Na época, os familiares souberam da morte após uma nota oficial ser transmitida na televisão. A versão oficial da ditadura militar, veiculada nos jornais da época, apontava que a morte seria resultado de um tiroteio entre colegas de militância.
“Hoje a gente já tem depoimentos de um preso político. [Zé] foi colocado na cela, com ele já quase à morte, em que ele disse as últimas palavras: eu sou Zé Carlos Mata Machado, sou militante de Ação Popular, digam aos meus companheiros que eu não falei nada. E morreu.

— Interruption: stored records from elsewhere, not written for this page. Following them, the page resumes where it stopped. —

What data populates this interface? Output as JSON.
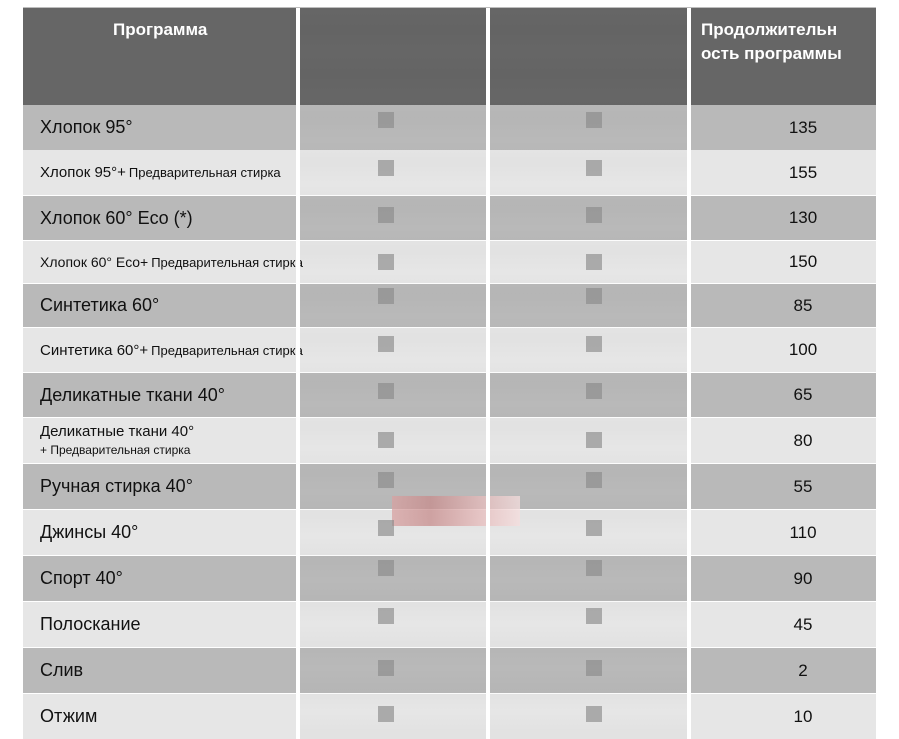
{
  "header": {
    "program": "Программа",
    "duration": "Продолжительн\nость программы"
  },
  "rows": [
    {
      "name": "Хлопок 95°",
      "suffix": "",
      "value": "135",
      "shade": "dark"
    },
    {
      "name": "Хлопок 95°+",
      "suffix": "Предварительная стирка",
      "value": "155",
      "shade": "light"
    },
    {
      "name": "Хлопок 60° Eco (*)",
      "suffix": "",
      "value": "130",
      "shade": "dark"
    },
    {
      "name": "Хлопок 60° Eco+",
      "suffix": "Предварительная стирка",
      "value": "150",
      "shade": "light"
    },
    {
      "name": "Синтетика 60°",
      "suffix": "",
      "value": "85",
      "shade": "dark"
    },
    {
      "name": "Синтетика 60°+",
      "suffix": "Предварительная стирка",
      "value": "100",
      "shade": "light"
    },
    {
      "name": "Деликатные ткани 40°",
      "suffix": "",
      "value": "65",
      "shade": "dark"
    },
    {
      "name": "Деликатные ткани 40°",
      "suffix": "+ Предварительная стирка",
      "value": "80",
      "shade": "light"
    },
    {
      "name": "Ручная стирка 40°",
      "suffix": "",
      "value": "55",
      "shade": "dark"
    },
    {
      "name": "Джинсы 40°",
      "suffix": "",
      "value": "110",
      "shade": "light"
    },
    {
      "name": "Спорт 40°",
      "suffix": "",
      "value": "90",
      "shade": "dark"
    },
    {
      "name": "Полоскание",
      "suffix": "",
      "value": "45",
      "shade": "light"
    },
    {
      "name": "Слив",
      "suffix": "",
      "value": "2",
      "shade": "dark"
    },
    {
      "name": "Отжим",
      "suffix": "",
      "value": "10",
      "shade": "light"
    }
  ]
}
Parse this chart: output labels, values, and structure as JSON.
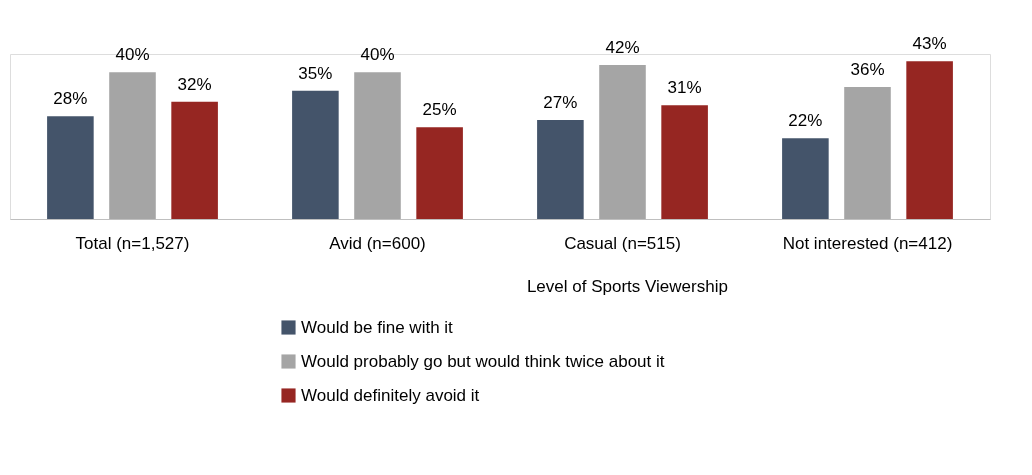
{
  "chart_data": {
    "type": "bar",
    "categories": [
      "Total (n=1,527)",
      "Avid (n=600)",
      "Casual (n=515)",
      "Not interested (n=412)"
    ],
    "series": [
      {
        "name": "Would be fine with it",
        "color": "#44546a",
        "values": [
          28,
          35,
          27,
          22
        ],
        "value_labels": [
          "28%",
          "35%",
          "27%",
          "22%"
        ]
      },
      {
        "name": "Would probably go but would think twice about it",
        "color": "#a5a5a5",
        "values": [
          40,
          40,
          42,
          36
        ],
        "value_labels": [
          "40%",
          "40%",
          "42%",
          "36%"
        ]
      },
      {
        "name": "Would definitely avoid it",
        "color": "#962622",
        "values": [
          32,
          25,
          31,
          43
        ],
        "value_labels": [
          "32%",
          "25%",
          "31%",
          "43%"
        ]
      }
    ],
    "annotations": [
      "Level of Sports Viewership"
    ],
    "legend": "bottom",
    "grid": false
  }
}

Isso foi testemunhado”, contou seu irmão.
O término do regime militar não significou o fim das ameaças e das tentativas de golpe à democracia brasileira, segundo avaliação de especialistas ouvidos pela Agência Brasil.

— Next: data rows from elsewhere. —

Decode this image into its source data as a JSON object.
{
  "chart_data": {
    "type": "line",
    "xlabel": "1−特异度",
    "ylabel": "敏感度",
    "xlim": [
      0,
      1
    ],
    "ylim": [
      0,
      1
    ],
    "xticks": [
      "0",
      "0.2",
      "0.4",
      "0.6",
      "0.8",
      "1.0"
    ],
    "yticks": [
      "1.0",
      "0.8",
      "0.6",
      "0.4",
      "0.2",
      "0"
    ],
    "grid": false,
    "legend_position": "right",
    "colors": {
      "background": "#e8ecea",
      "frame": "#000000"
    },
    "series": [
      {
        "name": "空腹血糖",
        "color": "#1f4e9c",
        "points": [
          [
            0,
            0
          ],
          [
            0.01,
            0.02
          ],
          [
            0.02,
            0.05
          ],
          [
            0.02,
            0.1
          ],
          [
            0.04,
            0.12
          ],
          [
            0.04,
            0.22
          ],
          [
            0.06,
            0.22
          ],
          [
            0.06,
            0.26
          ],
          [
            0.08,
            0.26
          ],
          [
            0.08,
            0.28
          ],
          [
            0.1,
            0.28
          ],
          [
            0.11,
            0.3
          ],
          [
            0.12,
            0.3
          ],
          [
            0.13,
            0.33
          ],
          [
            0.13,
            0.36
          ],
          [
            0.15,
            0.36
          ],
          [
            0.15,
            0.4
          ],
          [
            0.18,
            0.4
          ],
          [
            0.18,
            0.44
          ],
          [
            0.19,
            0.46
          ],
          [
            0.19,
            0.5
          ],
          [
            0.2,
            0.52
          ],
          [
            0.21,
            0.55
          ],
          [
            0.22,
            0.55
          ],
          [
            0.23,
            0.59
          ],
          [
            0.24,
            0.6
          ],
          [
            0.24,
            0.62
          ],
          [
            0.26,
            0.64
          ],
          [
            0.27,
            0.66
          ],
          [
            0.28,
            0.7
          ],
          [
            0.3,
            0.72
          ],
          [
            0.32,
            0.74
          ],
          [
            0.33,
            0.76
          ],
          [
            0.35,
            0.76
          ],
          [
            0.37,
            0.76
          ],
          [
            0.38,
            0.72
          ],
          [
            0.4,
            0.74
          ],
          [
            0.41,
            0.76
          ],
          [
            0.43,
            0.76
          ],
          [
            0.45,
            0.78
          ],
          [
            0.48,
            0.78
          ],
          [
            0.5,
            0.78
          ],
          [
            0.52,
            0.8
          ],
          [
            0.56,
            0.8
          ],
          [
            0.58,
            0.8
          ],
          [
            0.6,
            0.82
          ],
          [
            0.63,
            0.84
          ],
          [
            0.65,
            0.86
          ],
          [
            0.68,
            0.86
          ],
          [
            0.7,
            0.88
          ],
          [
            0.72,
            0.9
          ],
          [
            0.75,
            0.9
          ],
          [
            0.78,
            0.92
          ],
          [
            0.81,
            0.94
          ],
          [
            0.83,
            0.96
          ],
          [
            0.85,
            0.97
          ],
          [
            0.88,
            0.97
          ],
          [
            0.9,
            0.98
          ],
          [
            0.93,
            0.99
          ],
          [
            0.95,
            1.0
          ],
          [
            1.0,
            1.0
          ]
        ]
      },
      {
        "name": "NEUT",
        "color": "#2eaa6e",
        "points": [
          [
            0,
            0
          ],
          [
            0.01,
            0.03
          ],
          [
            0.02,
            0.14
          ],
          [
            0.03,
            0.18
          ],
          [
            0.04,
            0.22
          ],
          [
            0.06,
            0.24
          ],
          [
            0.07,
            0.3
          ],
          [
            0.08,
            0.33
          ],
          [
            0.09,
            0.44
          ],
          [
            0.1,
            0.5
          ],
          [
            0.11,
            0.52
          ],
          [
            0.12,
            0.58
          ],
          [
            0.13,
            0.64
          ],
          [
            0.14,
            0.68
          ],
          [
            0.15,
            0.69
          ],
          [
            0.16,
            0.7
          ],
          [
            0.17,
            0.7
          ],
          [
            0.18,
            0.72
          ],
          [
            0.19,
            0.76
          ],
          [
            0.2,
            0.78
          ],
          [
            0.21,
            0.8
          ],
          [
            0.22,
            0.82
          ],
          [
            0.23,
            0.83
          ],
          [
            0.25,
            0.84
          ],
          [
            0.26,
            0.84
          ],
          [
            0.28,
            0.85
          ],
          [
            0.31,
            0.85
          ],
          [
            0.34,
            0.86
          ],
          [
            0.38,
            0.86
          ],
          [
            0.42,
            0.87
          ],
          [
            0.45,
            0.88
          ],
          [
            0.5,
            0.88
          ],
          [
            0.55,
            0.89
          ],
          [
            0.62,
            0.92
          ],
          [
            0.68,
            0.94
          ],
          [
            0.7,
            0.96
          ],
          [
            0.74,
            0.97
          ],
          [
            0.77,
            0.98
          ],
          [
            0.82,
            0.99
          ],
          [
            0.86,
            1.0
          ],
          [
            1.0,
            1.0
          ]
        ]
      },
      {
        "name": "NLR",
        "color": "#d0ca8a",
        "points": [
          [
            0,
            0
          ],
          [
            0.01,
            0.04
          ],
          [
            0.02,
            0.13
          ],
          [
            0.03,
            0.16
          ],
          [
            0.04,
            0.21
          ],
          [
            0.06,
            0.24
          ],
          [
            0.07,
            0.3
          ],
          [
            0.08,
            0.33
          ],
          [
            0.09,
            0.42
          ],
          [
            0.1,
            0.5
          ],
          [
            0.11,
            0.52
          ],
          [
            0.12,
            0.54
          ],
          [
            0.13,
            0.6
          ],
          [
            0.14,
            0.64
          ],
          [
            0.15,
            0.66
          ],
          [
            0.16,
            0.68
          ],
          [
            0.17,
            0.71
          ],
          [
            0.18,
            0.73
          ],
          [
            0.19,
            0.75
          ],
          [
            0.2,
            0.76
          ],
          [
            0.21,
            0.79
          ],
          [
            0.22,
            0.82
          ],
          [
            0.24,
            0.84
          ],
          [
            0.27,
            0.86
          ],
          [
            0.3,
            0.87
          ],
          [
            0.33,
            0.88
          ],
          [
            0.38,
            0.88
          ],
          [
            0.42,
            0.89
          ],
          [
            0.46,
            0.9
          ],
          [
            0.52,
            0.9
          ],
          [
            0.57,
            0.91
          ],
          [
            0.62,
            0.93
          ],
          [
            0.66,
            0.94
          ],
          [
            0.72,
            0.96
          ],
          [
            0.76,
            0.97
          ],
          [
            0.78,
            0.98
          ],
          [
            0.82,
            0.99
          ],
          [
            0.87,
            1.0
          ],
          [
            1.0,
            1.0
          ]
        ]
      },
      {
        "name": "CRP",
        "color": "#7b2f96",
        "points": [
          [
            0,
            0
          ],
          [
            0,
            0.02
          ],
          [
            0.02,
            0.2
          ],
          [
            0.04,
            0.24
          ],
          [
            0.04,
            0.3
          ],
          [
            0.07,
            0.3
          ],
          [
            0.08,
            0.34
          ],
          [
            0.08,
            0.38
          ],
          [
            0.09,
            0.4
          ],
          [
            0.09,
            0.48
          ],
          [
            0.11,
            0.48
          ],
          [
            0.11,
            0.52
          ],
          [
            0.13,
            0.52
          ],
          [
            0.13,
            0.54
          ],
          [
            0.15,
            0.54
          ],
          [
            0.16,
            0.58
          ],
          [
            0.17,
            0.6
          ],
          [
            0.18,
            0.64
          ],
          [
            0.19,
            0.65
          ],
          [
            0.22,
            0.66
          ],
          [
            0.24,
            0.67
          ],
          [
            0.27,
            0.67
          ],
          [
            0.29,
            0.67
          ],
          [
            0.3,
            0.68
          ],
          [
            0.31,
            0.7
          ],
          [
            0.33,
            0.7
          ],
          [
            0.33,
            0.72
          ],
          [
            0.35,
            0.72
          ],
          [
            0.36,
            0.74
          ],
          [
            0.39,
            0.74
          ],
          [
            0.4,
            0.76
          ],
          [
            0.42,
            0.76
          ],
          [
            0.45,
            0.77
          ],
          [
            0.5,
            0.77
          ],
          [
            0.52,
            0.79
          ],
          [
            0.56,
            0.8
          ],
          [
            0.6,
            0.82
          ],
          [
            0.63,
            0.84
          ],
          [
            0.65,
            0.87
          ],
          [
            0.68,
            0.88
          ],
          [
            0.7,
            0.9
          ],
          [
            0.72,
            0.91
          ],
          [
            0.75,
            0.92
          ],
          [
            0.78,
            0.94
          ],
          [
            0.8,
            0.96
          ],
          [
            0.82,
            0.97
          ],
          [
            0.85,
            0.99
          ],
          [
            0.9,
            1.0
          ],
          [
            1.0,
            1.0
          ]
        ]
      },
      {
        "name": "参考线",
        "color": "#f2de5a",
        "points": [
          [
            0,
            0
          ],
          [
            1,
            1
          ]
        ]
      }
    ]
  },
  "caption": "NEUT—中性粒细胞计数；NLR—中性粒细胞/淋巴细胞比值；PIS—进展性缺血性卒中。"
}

“Essas tentativas de golpe [nos dias de hoje], têm se dado menos pela força bruta, pelos tanques nas ruas, do que pela manipulação de instituições, como a Justiça, por exemplo, que, em alguns momentos, acabou sendo politizada e utilizada como instrumento contra adversários”, disse do cientista político e professor do Instituto de Ensino e Pesquisa Insper Carlos Melo.
Para a coordenadora de Memória, Verdade e Justiça do Instituto Vladimir Herzog, Gabrielle Abreu, a defesa da democracia é a defesa da cidadania plena, da participação determinante de todas as pessoas nos rumos políticos do país.

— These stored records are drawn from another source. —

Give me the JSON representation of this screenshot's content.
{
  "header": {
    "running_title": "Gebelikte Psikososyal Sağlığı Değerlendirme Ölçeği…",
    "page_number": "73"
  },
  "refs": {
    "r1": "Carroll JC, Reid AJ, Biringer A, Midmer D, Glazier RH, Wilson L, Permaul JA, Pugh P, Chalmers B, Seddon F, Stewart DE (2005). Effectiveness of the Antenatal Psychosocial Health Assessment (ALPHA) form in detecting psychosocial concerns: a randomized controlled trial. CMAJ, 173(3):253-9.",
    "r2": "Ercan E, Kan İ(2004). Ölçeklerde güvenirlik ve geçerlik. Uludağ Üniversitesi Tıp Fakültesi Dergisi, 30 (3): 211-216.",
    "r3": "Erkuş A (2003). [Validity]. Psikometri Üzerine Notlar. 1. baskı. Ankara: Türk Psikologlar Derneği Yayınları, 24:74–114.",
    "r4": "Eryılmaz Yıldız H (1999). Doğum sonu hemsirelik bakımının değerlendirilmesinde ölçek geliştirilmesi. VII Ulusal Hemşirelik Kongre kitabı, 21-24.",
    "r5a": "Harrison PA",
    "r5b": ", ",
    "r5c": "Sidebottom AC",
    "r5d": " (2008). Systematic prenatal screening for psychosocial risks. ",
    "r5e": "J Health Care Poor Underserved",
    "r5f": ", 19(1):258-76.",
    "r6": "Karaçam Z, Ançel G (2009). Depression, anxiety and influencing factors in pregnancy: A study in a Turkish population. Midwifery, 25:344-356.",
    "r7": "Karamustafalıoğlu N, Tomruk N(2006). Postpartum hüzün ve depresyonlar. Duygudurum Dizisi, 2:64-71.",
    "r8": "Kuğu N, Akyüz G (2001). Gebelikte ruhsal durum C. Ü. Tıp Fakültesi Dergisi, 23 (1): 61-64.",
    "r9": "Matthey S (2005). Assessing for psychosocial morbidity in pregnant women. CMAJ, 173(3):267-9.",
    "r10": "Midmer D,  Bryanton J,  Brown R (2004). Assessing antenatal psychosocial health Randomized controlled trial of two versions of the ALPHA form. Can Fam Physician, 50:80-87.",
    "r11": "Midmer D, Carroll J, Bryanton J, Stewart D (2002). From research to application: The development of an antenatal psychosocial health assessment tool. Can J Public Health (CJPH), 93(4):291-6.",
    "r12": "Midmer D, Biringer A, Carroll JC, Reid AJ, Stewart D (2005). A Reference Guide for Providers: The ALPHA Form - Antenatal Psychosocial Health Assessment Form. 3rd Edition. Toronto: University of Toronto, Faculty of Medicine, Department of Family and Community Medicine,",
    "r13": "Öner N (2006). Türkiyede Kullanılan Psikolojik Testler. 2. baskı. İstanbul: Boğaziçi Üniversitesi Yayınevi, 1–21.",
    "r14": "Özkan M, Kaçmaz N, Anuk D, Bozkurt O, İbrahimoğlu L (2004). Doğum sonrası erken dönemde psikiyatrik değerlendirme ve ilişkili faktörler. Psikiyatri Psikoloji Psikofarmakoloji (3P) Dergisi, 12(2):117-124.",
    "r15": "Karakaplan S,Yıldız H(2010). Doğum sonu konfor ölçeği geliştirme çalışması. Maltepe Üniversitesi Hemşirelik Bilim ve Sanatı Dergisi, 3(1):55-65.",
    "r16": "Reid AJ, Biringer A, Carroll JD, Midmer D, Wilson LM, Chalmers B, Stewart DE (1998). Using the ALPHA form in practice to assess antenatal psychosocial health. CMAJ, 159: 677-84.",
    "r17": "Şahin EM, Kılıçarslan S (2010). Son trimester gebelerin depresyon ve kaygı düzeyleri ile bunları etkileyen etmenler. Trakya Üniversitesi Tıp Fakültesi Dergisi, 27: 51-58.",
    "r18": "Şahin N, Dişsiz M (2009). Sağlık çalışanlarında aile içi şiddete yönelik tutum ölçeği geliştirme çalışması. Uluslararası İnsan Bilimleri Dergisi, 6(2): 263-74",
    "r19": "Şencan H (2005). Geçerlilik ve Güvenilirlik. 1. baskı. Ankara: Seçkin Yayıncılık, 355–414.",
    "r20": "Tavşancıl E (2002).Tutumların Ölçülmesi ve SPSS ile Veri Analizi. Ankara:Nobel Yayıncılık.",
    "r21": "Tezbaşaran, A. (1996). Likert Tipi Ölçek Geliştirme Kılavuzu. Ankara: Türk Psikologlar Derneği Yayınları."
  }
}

“Quando esses direitos não são garantidos, a gente vive uma democracia fragilizada, que é o atual contexto. Na verdade, o contexto de muitos anos, desde o processo de redemocratização do país, em que não foi encaminhada uma política reparatória às vítimas, nem de responsabilização e punição dos perpetradores dos crimes”.
A trajetória do militante Zé Carlos foi relatada em livro do jornalista Samarone Lima, que foi ponto de partida para o filme Zé, do cineasta Rafael Conde. Exibido nos festivais de Curitiba e Ouro Preto e no CineBH, o longa-metragem narra os últimos anos da vida de Zé Carlos e será exibido neste sábado (28), às 10h30, no Cine Santa Tereza, em Belo Horizonte. A sessão faz parte da Semana Zé, organizada para lembrar os 50 anos da morte do militante.